Immediately after the failed coup, when Haman becomes the most prominent face of the sovereign, Mordekhai refuses to bow down to him. The “servants of the king” ask Mordekhai why he transgresses the king’s command. We do not hear an immediate response. It is only after Mordekhai has repeated his behavior many times that we are informed that the courtiers know that Mordekhai is a Jew. Haman apparently never hears this directly from Mordekhai; it is “they” who divulge the information. The cumulative import of all this is that Mordekhai was reluctant to expose his identity and commitments to the ruling classes. In this light we may also view the reservations about Mordekhai’s subsequent involvement in Persian political life recorded in Megilla 16b.

  1. Shaul Nathansohn offered a halakhic analysis along the lines here outlined. As he explains, Esther was permitted to acquiesce in Ahasuerus’s desires so long as he was aiming only at physical pleasure (hana’at atsmo). If he had known that she was Jewish, he might have insisted on his way with her as an imposition of ideological supremacy (as, let us add, he did with Vashti). Once the ideology of royal sovereignty entered the picture, he would be coercing her to betray her religious commitment (l’ha’avir al dat) and then Esther would have been compelled to choose martyrdom.[2]
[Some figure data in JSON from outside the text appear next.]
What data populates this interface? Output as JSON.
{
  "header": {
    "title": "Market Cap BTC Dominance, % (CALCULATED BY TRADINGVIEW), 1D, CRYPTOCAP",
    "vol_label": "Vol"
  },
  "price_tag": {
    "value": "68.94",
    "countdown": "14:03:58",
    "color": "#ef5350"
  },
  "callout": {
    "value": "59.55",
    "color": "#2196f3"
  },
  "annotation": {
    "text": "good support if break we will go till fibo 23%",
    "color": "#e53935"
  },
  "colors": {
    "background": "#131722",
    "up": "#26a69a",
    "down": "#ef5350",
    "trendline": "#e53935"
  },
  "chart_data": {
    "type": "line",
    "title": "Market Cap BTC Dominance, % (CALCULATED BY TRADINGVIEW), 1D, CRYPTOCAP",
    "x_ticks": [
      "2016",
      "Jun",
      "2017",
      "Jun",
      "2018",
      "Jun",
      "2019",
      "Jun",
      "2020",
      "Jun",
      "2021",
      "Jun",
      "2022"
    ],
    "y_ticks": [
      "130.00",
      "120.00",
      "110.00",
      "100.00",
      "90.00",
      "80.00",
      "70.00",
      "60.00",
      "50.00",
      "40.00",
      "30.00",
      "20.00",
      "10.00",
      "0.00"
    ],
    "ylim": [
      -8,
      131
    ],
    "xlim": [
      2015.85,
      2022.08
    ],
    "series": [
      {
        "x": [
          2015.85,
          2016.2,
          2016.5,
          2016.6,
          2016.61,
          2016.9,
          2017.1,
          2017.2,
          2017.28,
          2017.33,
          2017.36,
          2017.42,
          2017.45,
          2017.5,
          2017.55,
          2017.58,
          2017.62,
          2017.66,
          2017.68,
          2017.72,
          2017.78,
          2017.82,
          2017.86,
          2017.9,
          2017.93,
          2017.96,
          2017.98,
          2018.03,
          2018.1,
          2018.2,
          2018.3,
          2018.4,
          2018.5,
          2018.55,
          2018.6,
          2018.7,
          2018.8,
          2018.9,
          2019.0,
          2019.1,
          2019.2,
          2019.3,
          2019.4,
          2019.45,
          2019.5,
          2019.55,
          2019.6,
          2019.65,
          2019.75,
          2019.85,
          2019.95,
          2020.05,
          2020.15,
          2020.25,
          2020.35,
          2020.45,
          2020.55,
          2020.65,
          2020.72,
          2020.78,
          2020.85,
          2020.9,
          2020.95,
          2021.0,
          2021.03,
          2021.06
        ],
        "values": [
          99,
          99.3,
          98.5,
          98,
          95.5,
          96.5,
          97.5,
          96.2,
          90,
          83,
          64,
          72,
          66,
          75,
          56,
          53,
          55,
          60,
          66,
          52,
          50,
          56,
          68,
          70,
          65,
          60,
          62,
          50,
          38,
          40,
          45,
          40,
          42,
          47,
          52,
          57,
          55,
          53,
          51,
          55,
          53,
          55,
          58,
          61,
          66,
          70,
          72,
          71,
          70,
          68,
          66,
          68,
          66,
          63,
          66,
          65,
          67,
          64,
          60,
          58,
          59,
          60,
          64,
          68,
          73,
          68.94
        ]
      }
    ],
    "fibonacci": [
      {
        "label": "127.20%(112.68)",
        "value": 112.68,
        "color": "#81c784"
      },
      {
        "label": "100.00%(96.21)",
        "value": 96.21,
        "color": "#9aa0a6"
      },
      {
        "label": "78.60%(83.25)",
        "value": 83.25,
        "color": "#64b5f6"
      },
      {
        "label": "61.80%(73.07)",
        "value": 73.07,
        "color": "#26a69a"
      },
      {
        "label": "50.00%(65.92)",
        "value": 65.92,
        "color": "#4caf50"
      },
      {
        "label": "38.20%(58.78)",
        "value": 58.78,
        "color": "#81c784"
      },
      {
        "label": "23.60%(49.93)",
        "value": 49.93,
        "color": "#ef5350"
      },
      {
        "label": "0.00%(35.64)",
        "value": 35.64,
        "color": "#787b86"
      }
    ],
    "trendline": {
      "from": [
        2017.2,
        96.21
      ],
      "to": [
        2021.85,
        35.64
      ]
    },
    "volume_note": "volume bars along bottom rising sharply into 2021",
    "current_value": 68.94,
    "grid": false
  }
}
Purim is a day of joy, a celebration of survival against all odds. All the same, the Megilla contains a sober message about the conflicts that we Jews must navigate in the course of our exile among the nations of the world, in particular our relations with the sovereign powers under whom we conduct our lives and to whose welfare we make our contribution.

[1] My phrasing is intended to take into account Bava Batra 4a.

[2] In this connection one might wish to think about the debate between Leo Strauss and Alexander Kojeve about the nature of ancient and modern tyranny—-where the ancient tyrant is motivated by the desire for pleasure while the modern tyrant seeks to realize an ideology.